The Independent Authority for Public Revenue (AADE) is launching a new round of audits targeting property owners who have hidden income from Airbnb rentals, as well as individuals who bought or sold properties without fully reporting the transaction amounts to the tax authorities. The audits will focus on short-term rentals for the tax years 2020 and 2021, along with real estate transactions from 2019, as outlined in AADE’s 2025 Operational Plan.
These actions are in line with Article 15, paragraph 3a of Law 4174/2013, which permits the tax administration to review past tax years and assess income using external data sources, including electronic payments, bank transactions, electricity usage, and data from rental platforms.

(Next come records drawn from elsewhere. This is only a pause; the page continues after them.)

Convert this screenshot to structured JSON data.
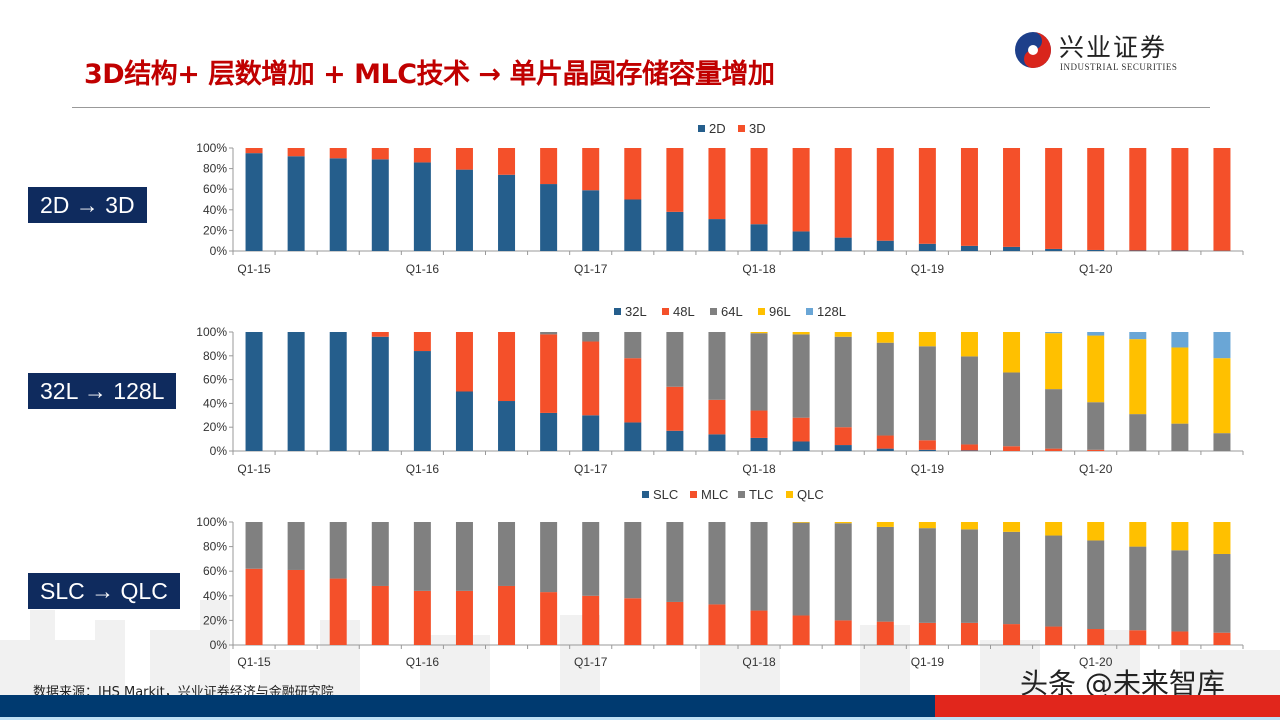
{
  "header": {
    "title": "3D结构+ 层数增加 + MLC技术 → 单片晶圆存储容量增加",
    "logo_cn": "兴业证券",
    "logo_en": "INDUSTRIAL SECURITIES"
  },
  "tags": [
    "2D → 3D",
    "32L → 128L",
    "SLC → QLC"
  ],
  "footer": {
    "source": "数据来源：IHS Markit，兴业证券经济与金融研究院",
    "watermark": "头条 @未来智库"
  },
  "colors": {
    "title": "#c00000",
    "tag_bg": "#0f2b5e",
    "footer_blue": "#003a70",
    "footer_red": "#e1261c"
  },
  "chart_data": [
    {
      "type": "bar",
      "stacked": true,
      "categories": [
        "Q1-15",
        "Q2-15",
        "Q3-15",
        "Q4-15",
        "Q1-16",
        "Q2-16",
        "Q3-16",
        "Q4-16",
        "Q1-17",
        "Q2-17",
        "Q3-17",
        "Q4-17",
        "Q1-18",
        "Q2-18",
        "Q3-18",
        "Q4-18",
        "Q1-19",
        "Q2-19",
        "Q3-19",
        "Q4-19",
        "Q1-20",
        "Q2-20",
        "Q3-20",
        "Q4-20"
      ],
      "tick_labels": [
        "Q1-15",
        "Q1-16",
        "Q1-17",
        "Q1-18",
        "Q1-19",
        "Q1-20"
      ],
      "yticks": [
        "0%",
        "20%",
        "40%",
        "60%",
        "80%",
        "100%"
      ],
      "ylim": [
        0,
        100
      ],
      "legend": "top",
      "series": [
        {
          "name": "2D",
          "color": "#255e8c",
          "values": [
            95,
            92,
            90,
            89,
            86,
            79,
            74,
            65,
            59,
            50,
            38,
            31,
            26,
            19,
            13,
            10,
            7,
            5,
            4,
            2,
            1,
            0.5,
            0.5,
            0.3
          ]
        },
        {
          "name": "3D",
          "color": "#f4502a",
          "values": [
            5,
            8,
            10,
            11,
            14,
            21,
            26,
            35,
            41,
            50,
            62,
            69,
            74,
            81,
            87,
            90,
            93,
            95,
            96,
            98,
            99,
            99.5,
            99.5,
            99.7
          ]
        }
      ]
    },
    {
      "type": "bar",
      "stacked": true,
      "categories": [
        "Q1-15",
        "Q2-15",
        "Q3-15",
        "Q4-15",
        "Q1-16",
        "Q2-16",
        "Q3-16",
        "Q4-16",
        "Q1-17",
        "Q2-17",
        "Q3-17",
        "Q4-17",
        "Q1-18",
        "Q2-18",
        "Q3-18",
        "Q4-18",
        "Q1-19",
        "Q2-19",
        "Q3-19",
        "Q4-19",
        "Q1-20",
        "Q2-20",
        "Q3-20",
        "Q4-20"
      ],
      "tick_labels": [
        "Q1-15",
        "Q1-16",
        "Q1-17",
        "Q1-18",
        "Q1-19",
        "Q1-20"
      ],
      "yticks": [
        "0%",
        "20%",
        "40%",
        "60%",
        "80%",
        "100%"
      ],
      "ylim": [
        0,
        100
      ],
      "legend": "top",
      "series": [
        {
          "name": "32L",
          "color": "#255e8c",
          "values": [
            100,
            100,
            100,
            96,
            84,
            50,
            42,
            32,
            30,
            24,
            17,
            14,
            11,
            8,
            5,
            2,
            1,
            0.5,
            0,
            0,
            0,
            0,
            0,
            0
          ]
        },
        {
          "name": "48L",
          "color": "#f4502a",
          "values": [
            0,
            0,
            0,
            4,
            16,
            50,
            58,
            66,
            62,
            54,
            37,
            29,
            23,
            20,
            15,
            11,
            8,
            5,
            4,
            2,
            1,
            0,
            0,
            0
          ]
        },
        {
          "name": "64L",
          "color": "#808080",
          "values": [
            0,
            0,
            0,
            0,
            0,
            0,
            0,
            2,
            8,
            22,
            46,
            57,
            65,
            70,
            76,
            78,
            79,
            74,
            62,
            50,
            40,
            31,
            23,
            15
          ]
        },
        {
          "name": "96L",
          "color": "#ffc000",
          "values": [
            0,
            0,
            0,
            0,
            0,
            0,
            0,
            0,
            0,
            0,
            0,
            0,
            1,
            2,
            4,
            9,
            12,
            20.5,
            34,
            47,
            56,
            63,
            64,
            63
          ]
        },
        {
          "name": "128L",
          "color": "#6aa6d6",
          "values": [
            0,
            0,
            0,
            0,
            0,
            0,
            0,
            0,
            0,
            0,
            0,
            0,
            0,
            0,
            0,
            0,
            0,
            0,
            0,
            1,
            3,
            6,
            13,
            22
          ]
        }
      ]
    },
    {
      "type": "bar",
      "stacked": true,
      "categories": [
        "Q1-15",
        "Q2-15",
        "Q3-15",
        "Q4-15",
        "Q1-16",
        "Q2-16",
        "Q3-16",
        "Q4-16",
        "Q1-17",
        "Q2-17",
        "Q3-17",
        "Q4-17",
        "Q1-18",
        "Q2-18",
        "Q3-18",
        "Q4-18",
        "Q1-19",
        "Q2-19",
        "Q3-19",
        "Q4-19",
        "Q1-20",
        "Q2-20",
        "Q3-20",
        "Q4-20"
      ],
      "tick_labels": [
        "Q1-15",
        "Q1-16",
        "Q1-17",
        "Q1-18",
        "Q1-19",
        "Q1-20"
      ],
      "yticks": [
        "0%",
        "20%",
        "40%",
        "60%",
        "80%",
        "100%"
      ],
      "ylim": [
        0,
        100
      ],
      "legend": "top",
      "series": [
        {
          "name": "SLC",
          "color": "#255e8c",
          "values": [
            0,
            0,
            0,
            0,
            0,
            0,
            0,
            0,
            0,
            0,
            0,
            0,
            0,
            0,
            0,
            0,
            0,
            0,
            0,
            0,
            0,
            0,
            0,
            0
          ]
        },
        {
          "name": "MLC",
          "color": "#f4502a",
          "values": [
            62,
            61,
            54,
            48,
            44,
            44,
            48,
            43,
            40,
            38,
            35,
            33,
            28,
            24,
            20,
            19,
            18,
            18,
            17,
            15,
            13,
            12,
            11,
            10
          ]
        },
        {
          "name": "TLC",
          "color": "#808080",
          "values": [
            38,
            39,
            46,
            52,
            56,
            56,
            52,
            57,
            60,
            62,
            65,
            67,
            72,
            75.5,
            79,
            77,
            77,
            76,
            75,
            74,
            72,
            68,
            66,
            64
          ]
        },
        {
          "name": "QLC",
          "color": "#ffc000",
          "values": [
            0,
            0,
            0,
            0,
            0,
            0,
            0,
            0,
            0,
            0,
            0,
            0,
            0,
            0.5,
            1,
            4,
            5,
            6,
            8,
            11,
            15,
            20,
            23,
            26
          ]
        }
      ]
    }
  ]
}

Specifically, individuals who received payments for short-term rentals without declaring these on their E1 or E2 tax forms—and who have not registered a business—are being scrutinized. The concealed income is significant; for instance, while €677 million was declared as rental income for 2023, estimates from the AirDNA platform suggest the actual turnover is around €2.4 billion.
AADE is cross-referencing this data with bank account activities, reported amounts from platforms, and the Property Registration Number (AMA). Many individuals reported their income as “hosting friends,” did not declare it at all, or channeled it through third-party accounts.
Simultaneously, there is a targeted audit for property transfers in 2019 to uncover undeclared transactions. Authorities are comparing data from Taxisnet, notarial contracts, and property transfer tax declarations to identify discrepancies. Results from these audits are sent to the Audit Directorate (DIESEL), which will initiate processes for additional taxation, penalties, and retroactive settlements.
AADE aims to narrow the tax gap in the real estate sector and combat the shadow economy, which continues to face underreporting despite significant economic activity. The Authority’s 2025 Operational Plan labels these audits as “critical high-revenue fiscal interventions” and emphasizes increased reliance on technology, artificial intelligence, and automated information sharing from platforms and third parties.